最大の条件は、「医師による同意書があること」です。

鍼灸の場合は「神経痛」「リウマチ」「頸腕症候群」「五十肩」「腰痛症」「頸椎捻挫後遺症」のいずれかの病名で、医師の同意が必要です。マッサージは「筋麻痺」や「関節拘縮」などの症状に対し、必要とされる場合に保険適用となります(※2)。

また、「歩行困難」が前提となるため、外出や通院が容易な人は対象になりません。家から一歩も出られない必要はありませんが、「通院が困難と医師が判断する程度」であれば対象になります。

加えて、介護保険と併用する場合は、担当のケアマネジャーと連携を取りながら調整を行うことが求められます。医療保険と介護保険の使い分けが必要になるため、事前にしっかり確認することが大切です。

訪問鍼灸マッサージの適応疾患とは?

訪問鍼灸マッサージは、慢性の痛みやしびれ、関節の動きの悪さなどを改善することを目的としています。

まず、鍼灸の保険適用疾患は、以下の6つに限られます(※3)。

  • 神経痛(例:坐骨神経痛など)
  • リウマチ
  • 頸腕症候群
  • 五十肩
  • 腰痛症
  • 頸椎捻挫後遺症(むちうち)

いずれも慢性的な痛みやしびれがある状態で、医師が鍼灸施術を認めた場合に限られます。
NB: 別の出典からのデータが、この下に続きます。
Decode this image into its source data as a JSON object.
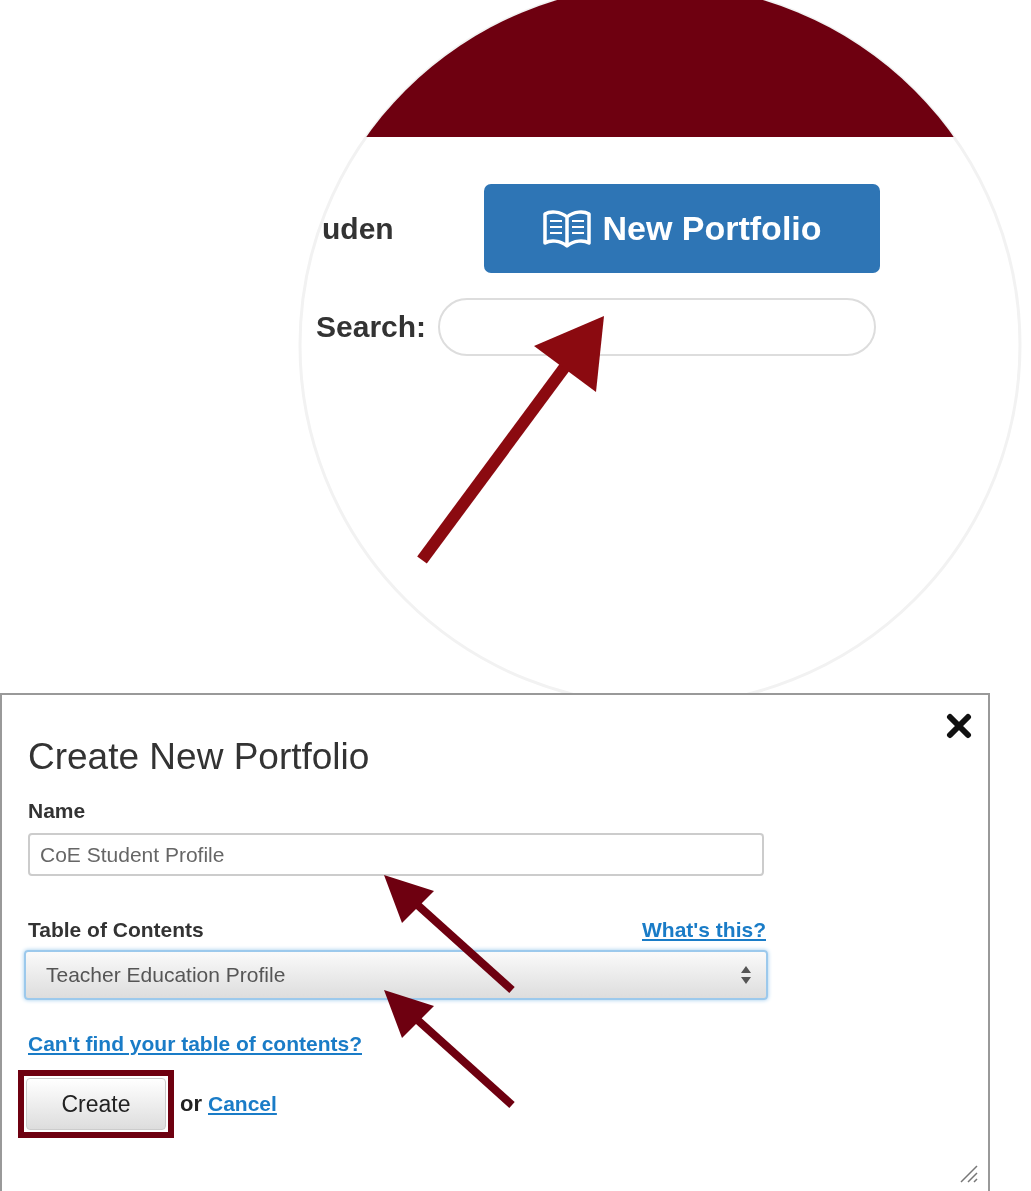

次に、マッサージの対象となる症状は、「筋麻痺」「関節拘縮」など、身体の動きに障害が出ているケースです。これは病名ではなく「状態」に対しての適応となるのが特徴です。たとえば、脳卒中後の片麻痺や、長期間寝たきりによる関節のこわばりなどが該当します。

また、訪問施術では、パーキンソン病や筋萎縮性側索硬化症(ALS)、脊髄損傷後の後遺症など、難病に対しても症状に応じて施術が行われることがあります。

対象疾患は限定されますが、実際には「状態」を見て判断されることも多いため、まずは相談することが重要です。

訪問鍼灸マッサージの利用の流れとは?

訪問鍼灸マッサージを利用するには、いくつかのステップがあります。

最初に行うのは、「問い合わせと相談」です。利用を検討している場合は、地元の鍼灸マッサージ院や医療機関に相談しましょう。

次に、訪問マッサージの事業者がご自宅へ事前訪問を行い、本人の状態を確認したうえで施術内容の提案をします。その際に、同意書の取得についても案内されます。

その後、「主治医からの同意書を取得」します。病院の診察を受け、対象疾患であることと、訪問による必要性を医師が確認したうえで、同意書を発行してもらいます。

同意書がそろったら、いよいよ訪問施術の開始です。訪問頻度は週1~3回程度が一般的ですが、症状に応じて調整されます。

保険での施術となるため、定期的に同意書の更新(概ね3か月ごと)が必要となります。

まとめ

訪問鍼灸マッサージは、通院が困難な人のための保険適用サービスであり、医師の同意を得ることで自宅でも施術が受けられることをお伝えしました。

利用するには、医療的な条件を満たす必要があり、症状や状態によって適応かどうかが決まります。まずは信頼できる施術所や主治医に相談し、早めに準備を始めることが安心につながります。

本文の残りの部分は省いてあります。